If you want to extend these exclusions to the unconstrained parts of your application, also include the URL pattern / (forward slash):
<display-name>Deny all HTTP methods except GET and POST</display-name>
What does the <url-pattern>/</url-pattern> mean ? Some article says if nothing (url-pattern) else is a match, then consider the security-constraint with <url-pattern>/</url-pattern>.
But I am not sure if that is true or not.
"/" is the root of the web application. That is. it's the resource referenced in something like http://www.coderanch.com/forums/ if "/forums" is the URL context for the (hypothetical) "forums" webapp.
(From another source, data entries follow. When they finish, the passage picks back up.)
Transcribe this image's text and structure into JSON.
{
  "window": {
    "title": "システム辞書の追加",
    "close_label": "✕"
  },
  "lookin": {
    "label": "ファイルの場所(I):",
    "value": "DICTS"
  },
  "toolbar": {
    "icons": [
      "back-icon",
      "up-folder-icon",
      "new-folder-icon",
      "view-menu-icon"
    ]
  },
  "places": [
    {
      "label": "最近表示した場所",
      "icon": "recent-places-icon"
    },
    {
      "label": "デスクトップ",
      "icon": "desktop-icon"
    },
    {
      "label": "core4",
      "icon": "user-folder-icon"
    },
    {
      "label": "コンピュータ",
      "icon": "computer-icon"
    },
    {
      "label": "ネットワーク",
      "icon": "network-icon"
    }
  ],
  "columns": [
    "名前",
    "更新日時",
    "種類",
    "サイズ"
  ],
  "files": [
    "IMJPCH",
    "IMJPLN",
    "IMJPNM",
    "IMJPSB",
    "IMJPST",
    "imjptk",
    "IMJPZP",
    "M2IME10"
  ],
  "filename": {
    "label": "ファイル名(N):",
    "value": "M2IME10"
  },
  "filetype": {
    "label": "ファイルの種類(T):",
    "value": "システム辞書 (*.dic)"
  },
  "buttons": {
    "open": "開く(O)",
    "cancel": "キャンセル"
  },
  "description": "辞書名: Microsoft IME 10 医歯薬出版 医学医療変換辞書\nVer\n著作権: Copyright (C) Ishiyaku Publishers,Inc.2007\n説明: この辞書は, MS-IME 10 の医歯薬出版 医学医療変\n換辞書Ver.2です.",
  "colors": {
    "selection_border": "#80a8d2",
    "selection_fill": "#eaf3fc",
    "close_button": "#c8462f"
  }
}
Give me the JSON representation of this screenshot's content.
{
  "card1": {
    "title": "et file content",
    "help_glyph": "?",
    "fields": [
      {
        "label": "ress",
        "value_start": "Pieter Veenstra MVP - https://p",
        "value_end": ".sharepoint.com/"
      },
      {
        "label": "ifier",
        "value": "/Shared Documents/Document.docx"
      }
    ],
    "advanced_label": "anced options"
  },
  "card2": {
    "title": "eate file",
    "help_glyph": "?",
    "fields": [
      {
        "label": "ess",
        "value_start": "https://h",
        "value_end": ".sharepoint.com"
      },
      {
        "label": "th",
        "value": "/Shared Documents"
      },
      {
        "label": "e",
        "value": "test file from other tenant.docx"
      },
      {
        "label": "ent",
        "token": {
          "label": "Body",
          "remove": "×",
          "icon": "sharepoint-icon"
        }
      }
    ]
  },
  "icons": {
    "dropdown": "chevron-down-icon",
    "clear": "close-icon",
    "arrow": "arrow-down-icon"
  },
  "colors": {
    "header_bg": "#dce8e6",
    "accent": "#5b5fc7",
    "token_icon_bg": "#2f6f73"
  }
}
In J(2)EE, the root is resolved by looking at web.xml for the <welcome-page> element. If one is found, then that resource (for example, "/index.jsp") is returned.
That points out a very important distinction. J2EE container security does not protect resources, it protects URLs. If more than one URL pattern can return the same webapp resource and one is secured and one is not, you can obtain the "secured" resource by using the insecure URL.
That's the case in JavaServer Faces, where the URL lags behind the resource, since the URL is more like a session handle than a true resource locator in JSF. The JSF "redirect" feature eliminates that lag so that secured resources can stay secured.
An IDE is no substitute for an Intelligent Developer.